Pas d’exportation de l’allocation pour impotent

Les “prestations spéciales en espèces à caractère non contributif” relevant d’une législation qui possède les caractéristiques à la fois de la législation en matière de sécurité sociale et d’une assistance sociale sont, en vertu de l’art. 70 par. 4 du règlement n° 883/2004, octroyées exclusivement dans l’Etat membre dans lequel la personne intéressée réside et conformément à sa législation. Ces prestations sont servies par l’institution du lieu de résidence et à sa charge.
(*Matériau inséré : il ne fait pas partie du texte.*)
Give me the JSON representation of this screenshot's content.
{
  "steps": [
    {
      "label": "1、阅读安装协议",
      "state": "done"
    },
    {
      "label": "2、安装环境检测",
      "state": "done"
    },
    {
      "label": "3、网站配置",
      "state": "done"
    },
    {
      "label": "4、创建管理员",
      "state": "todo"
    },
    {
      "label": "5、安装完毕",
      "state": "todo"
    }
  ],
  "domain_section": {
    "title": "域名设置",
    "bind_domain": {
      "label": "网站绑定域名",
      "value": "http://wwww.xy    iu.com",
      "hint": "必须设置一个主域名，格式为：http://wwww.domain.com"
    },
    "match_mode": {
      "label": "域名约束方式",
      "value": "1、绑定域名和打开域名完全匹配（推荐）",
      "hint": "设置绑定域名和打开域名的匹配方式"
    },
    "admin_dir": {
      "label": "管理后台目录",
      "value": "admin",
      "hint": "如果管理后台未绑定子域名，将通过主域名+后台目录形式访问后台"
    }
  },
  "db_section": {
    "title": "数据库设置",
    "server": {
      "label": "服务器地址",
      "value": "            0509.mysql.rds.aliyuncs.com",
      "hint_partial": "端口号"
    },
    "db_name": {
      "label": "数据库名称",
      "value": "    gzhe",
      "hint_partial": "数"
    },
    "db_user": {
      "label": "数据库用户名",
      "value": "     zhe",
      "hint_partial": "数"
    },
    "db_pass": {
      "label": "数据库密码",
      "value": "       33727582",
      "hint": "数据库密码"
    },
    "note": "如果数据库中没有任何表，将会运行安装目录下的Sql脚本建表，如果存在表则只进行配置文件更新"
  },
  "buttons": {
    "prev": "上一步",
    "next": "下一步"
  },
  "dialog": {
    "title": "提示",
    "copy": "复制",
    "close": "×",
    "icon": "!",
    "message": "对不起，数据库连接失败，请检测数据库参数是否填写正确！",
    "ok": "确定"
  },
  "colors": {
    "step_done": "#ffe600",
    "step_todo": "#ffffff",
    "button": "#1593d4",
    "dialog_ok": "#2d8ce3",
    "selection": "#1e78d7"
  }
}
Il n’y a pas lieu de déroger aux principes exposés au consid. 9 de l’ATF 132 V 423, lesquels conservent aujourd’hui encore toute leur pertinence. La prise en compte par le Tribunal fédéral, singulièrement l’application du principe de l’exportation des prestations de sécurité sociale à l’allocation pour impotent auraient pour effet d’entraîner l’abrogation par la voie judiciaire d’une partie de l’Annexe II à l’ALCP. Une décision du Tribunal fédéral en ce sens contreviendrait ainsi à la volonté clairement exprimée des parties contractantes de ne pas soumettre l’allocation pour impotent au principe de l’exportation des prestations de sécurité sociale. Ceci reviendrait également à remettre en cause la nature en soi statique de l’ALCP (art. 16 al. 2 ALCP; ATF 139 II 393 consid. 4.1.1 in fine p. 398) et faire fi, au mépris du principe de respect des traités (pacta sunt servanda; art. 26 de la Convention de Vienne sur le droit des traités du 23 mai 1969 [RS 0.111]), des règles de compétence et de procédure définies par les parties contractantes pour procéder à la révision de l’accord et de ses annexes (art. 18 ALCP; ATF 132 V 423 consid. 9.5.5. p. 442).

Le TF rejette le recours de l’assurée.

 

 

Arrêt 9C_381/2015 consultable ici : http://bit.ly/1ZPr9lb

 

NB : je ne saurai que conseiller au praticien de lire le développement du TF, aux consid. 6.1 à 6.5.2, fort détaillés.